« Faut être
vieux pour être riche »
Inspiré d’un fait divers survenu dans les années 70,
mais transposé à l’époque actuelle, Meurtrières reprend
un projet non abouti de Maurice Pialat. L’histoire de deux
filles jeunes, jolies, que l’on pourrait qualifier de normales, quoiqu’un
peu fragiles, et qui, à force de buter contre des portes fermées
et de ne pouvoir avancer, vont aller trop loin.
Nina, déjà orpheline de sa mère, sait avoir une part
de responsabilité dans la mort récente de son père
d’une crise cardiaque ; Nina pleure souvent. Lizzy, cyclothymique,
traînant son mal de vivre, est une fois de plus admise en hôpital
psychiatrique. C’est là que les deux gamines se rencontrent
et que très vite elles se reconnaissent comme étant sur la
même longueur d’onde, qui n’est pas forcément
celle du monde des adultes.
Après
avoir fait le mur de l’hôpital, elles partent.
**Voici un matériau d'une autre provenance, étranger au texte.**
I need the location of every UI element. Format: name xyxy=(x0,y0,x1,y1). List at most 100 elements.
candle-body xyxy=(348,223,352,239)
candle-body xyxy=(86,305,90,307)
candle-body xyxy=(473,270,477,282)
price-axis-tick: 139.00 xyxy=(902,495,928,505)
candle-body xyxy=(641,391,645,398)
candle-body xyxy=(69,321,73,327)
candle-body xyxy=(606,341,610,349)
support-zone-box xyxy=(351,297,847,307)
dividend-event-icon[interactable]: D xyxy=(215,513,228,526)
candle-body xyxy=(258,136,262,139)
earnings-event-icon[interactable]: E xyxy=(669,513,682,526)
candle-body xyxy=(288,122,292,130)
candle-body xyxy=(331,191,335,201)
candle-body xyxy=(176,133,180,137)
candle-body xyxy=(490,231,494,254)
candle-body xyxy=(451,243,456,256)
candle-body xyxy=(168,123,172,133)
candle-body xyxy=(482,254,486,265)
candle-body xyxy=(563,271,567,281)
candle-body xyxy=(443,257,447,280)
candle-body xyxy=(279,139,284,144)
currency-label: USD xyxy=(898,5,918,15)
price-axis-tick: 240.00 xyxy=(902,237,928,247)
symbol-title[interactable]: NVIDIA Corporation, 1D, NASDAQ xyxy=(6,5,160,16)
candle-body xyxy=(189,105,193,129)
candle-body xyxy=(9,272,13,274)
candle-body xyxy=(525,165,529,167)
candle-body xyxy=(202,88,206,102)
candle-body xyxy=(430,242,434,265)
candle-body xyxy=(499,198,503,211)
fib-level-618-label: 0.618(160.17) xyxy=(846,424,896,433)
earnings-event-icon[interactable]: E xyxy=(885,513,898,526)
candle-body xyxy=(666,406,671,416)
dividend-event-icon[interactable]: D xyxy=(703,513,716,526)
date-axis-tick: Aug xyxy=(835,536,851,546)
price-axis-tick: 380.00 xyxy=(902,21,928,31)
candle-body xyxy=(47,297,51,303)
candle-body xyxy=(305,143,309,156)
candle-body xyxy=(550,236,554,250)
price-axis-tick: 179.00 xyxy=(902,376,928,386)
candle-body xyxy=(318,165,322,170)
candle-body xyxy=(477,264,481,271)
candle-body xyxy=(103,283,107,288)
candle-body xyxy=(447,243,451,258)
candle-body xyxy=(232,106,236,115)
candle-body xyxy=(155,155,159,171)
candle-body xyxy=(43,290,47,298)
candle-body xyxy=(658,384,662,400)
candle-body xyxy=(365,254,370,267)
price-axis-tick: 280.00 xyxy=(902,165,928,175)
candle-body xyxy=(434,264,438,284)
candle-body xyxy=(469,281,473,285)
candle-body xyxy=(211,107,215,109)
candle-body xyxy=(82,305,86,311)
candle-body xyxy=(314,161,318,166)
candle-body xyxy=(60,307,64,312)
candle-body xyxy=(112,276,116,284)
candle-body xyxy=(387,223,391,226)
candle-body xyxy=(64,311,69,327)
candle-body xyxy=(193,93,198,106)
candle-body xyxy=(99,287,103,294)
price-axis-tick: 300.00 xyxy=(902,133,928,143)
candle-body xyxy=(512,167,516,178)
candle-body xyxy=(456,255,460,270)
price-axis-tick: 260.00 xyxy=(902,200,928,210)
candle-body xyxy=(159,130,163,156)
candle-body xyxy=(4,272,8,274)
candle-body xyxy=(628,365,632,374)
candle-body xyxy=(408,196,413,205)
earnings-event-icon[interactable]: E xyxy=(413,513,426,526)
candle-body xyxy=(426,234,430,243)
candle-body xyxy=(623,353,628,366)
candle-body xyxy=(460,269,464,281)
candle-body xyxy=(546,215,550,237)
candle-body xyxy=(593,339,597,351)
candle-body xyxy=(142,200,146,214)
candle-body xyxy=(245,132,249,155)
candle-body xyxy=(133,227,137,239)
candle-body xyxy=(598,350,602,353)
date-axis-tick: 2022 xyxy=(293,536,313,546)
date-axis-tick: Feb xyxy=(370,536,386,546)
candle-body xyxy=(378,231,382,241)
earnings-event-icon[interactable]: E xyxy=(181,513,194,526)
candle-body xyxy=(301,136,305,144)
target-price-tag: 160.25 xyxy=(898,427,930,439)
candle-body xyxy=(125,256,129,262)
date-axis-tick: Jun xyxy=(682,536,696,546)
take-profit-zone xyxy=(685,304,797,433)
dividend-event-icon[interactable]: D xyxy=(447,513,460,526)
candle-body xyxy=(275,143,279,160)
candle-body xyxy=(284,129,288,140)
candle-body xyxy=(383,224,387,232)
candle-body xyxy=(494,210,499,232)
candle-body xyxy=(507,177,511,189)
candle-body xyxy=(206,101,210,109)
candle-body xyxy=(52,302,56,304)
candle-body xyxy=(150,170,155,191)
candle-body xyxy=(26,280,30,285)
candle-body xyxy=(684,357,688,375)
Où ?
Entre La Rochelle et l’île de Ré, puisqu’elles
sont dans le coin. Comment ? Peu importe, le tout est d’être
libre et de faire ce qu’on veut. Lizzy entraîne Nina, plus
passive, qui pourtant attend que quelque chose arrive. Un peu naïves,
elles veulent juste vivre normalement, voire être heureuses, mais
il leur manque les codes.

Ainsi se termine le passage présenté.